Over the last several years, Intel has acquired four companies to go after the AI market: Nervana, Movidius, MobileEye, and Altera. Now the company has announced a new software strategy to unify these offerings for the application developer. While there is still much work to be done, Intel’s inference strategy looks pretty solid and should pave the way for significant growth to come in AI.
Figure 1: The Intel OpenVINO platform supports common programming models and the underlying libraries that turn high-level code into optimized instructions for specific hardware platforms including CPUs, GPUs, FPGAs, and Movidius VPUs
What did Intel announce?
The new strategy is named “OpenVINO,” which stands for Open Visual Inferencing and Neural Network Optimization. One can give Intel a pass for dropping an “N,” but in my world, VINO means WINE, without any ambiguity. I would have loved to be present at the meeting where Intel decided on the branding and would have suggested something like OpenVIA, for “Open Visual Inference Acceleration.” Far more importantly though, I think Intel’s strategy of providing common software development interfaces for multiple silicon implementations makes a great deal of sense. Today I will attempt to explain why I think the company is well-positioned for growth as a result.
Intel has at times been criticized for throwing too many darts at the AI wall, with Intel Xeon Phi, custom ASICs (from Nervana, Movidius, and Mobileye), x86 CPUs, and Altera FPGAs. However, if one looks at the wide range of environments in which smart applications will be deployed, one sees specific data types, latency tolerances, performance requirements, and power envelopes unique to each. We are still in the early innings of the AI revolution, where researchers are learning how to build useful and valuable applications. This work places enormous computational demands on datacenters to train and refine the required deep neural networks (DNNs). Over time though, I expect the inference market—where those trained neural networks will be used in mass production environments—will become significantly larger, albeit at lower prices and perhaps gross margins. Therefore, I don’t believe edge intelligence will be a winner-takes-all situation like we have seen in the DNN training market, where NVIDIA may already have an unassailable lead (at least for the short term while competition is sparse). Edge intelligence, on the other hand, is a market whose tide will lift many boats. Intel seems to have a boat in every slip for processing DNNs and vision-specific subsystems.

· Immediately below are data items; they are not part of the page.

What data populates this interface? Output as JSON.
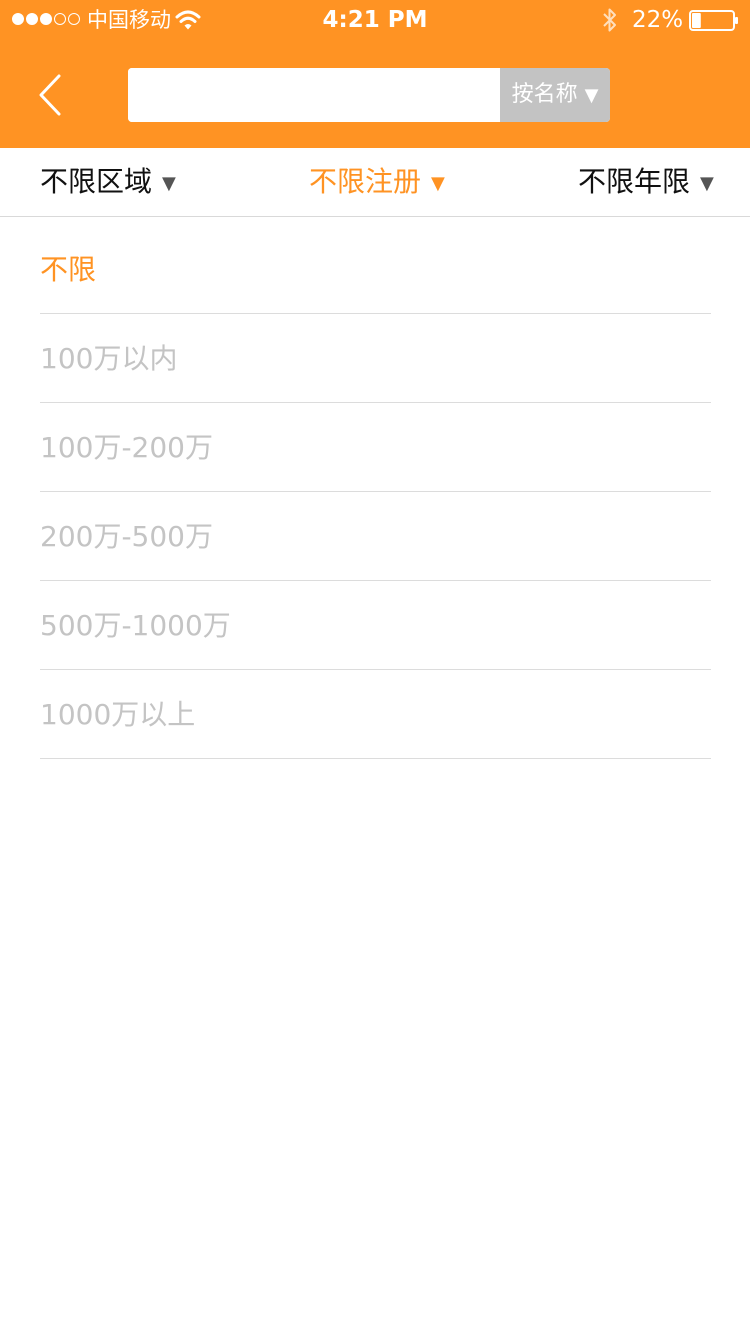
{
  "status_bar": {
    "carrier": "中国移动",
    "time": "4:21 PM",
    "battery_percent": "22%",
    "signal_bars_filled": 3,
    "signal_bars_total": 5,
    "battery_level": 0.22
  },
  "header": {
    "background_color": "#ff9323",
    "back_icon": "chevron-left-icon",
    "search": {
      "value": "",
      "placeholder": "",
      "type_selector_label": "按名称",
      "type_selector_caret": "▼"
    }
  },
  "filters": {
    "tabs": [
      {
        "label": "不限区域",
        "caret": "▼",
        "active": false
      },
      {
        "label": "不限注册",
        "caret": "▼",
        "active": true
      },
      {
        "label": "不限年限",
        "caret": "▼",
        "active": false
      }
    ]
  },
  "options": {
    "items": [
      {
        "label": "不限",
        "selected": true
      },
      {
        "label": "100万以内",
        "selected": false
      },
      {
        "label": "100万-200万",
        "selected": false
      },
      {
        "label": "200万-500万",
        "selected": false
      },
      {
        "label": "500万-1000万",
        "selected": false
      },
      {
        "label": "1000万以上",
        "selected": false
      }
    ]
  },
  "colors": {
    "accent": "#ff9323",
    "inactive_option": "#c4c4c4",
    "search_type_bg": "#c3c3c3"
  }
}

Back on the branding point, the use of “Open” implies that other tech companies are or will be included in the program. Intel did promise to offer open source implementations in the future. It’s important to note that NVIDIA has already open sourced its hardware and software for image processing, now even partnering with ARM, with its Deep Learning Accelerator. This promise by Intel may be a recognition that some of the very low-level hardware for Convolutional Neural Networks used in vision processing may commoditize, but I’d be surprised if Intel decides to open-source any hardware specs.
If Intel is going to be successful here, it needs to provide a unified software strategy that allows developers to build its apps on common interfaces, and then deploy those apps to the ideal processing platform for deployment. This is exactly what the new OpenVINO Toolkit intends to accomplish.
OpenVINO provides common software tools and the optimization libraries needed to deliver on the write-once, deploy everywhere vision that the company believes will be attractive to developers and system implementation teams across a broad front of industries and applications. Supporting both the popular DNN frameworks such as TensorFlow, MxNet, and CAFFE, as well as OpenCV and direct (hand) coding solutions, the OpenVINO toolkit may realize this aggressive vision—at least for the Intel CPU, Movidius, and Altera platforms. Intel seems to be off to a good start and has already won some impressive early customers: GE Medical for clinical diagnostics, Honeywell for industrial automation solutions, and Agent Vi for visual analytics.
This move by Intel will help unify its diverse offerings of CPUs, GPUs, VPUs (Movidius), and FPGAs (Altera) for the rapidly growing market for vision processing at the edge. It will be interesting to see if this incorporates Nervana and discrete GPUs in the future. The acquisitions of MobileEye for autonomous vehicles and Nervana for Data Center AI training should complete Intel’s broad portfolio for AI processing. If Intel can now stay the course and execute on its strategy, I believe it will become a formidable competitor in the larger market for inference processing. Of course, it almost goes without saying that the Intel Xeon family remains the industry platform of choice for AI workloads (“classical machine learning”) that do not need accelerators.
NVIDIA has become a juggernaut for chips and systems used to train neural networks for AI applications, growing 72% last quarter to reach a $3B forward-looking run rate in its datacenter business unit. However, the growth of inference processing will likely eventually dwarf that market, and Intel has a wealth of technology to bring to bear. I plan to attend the Intel AI Developers Conference in San Francisco this week and will provide my thoughts as the conference unfolds. Hopefully, Intel will share some information on the status of the Nervana program, which may be essential for its datacenter acceleration strategy. I’m looking forward to learning more!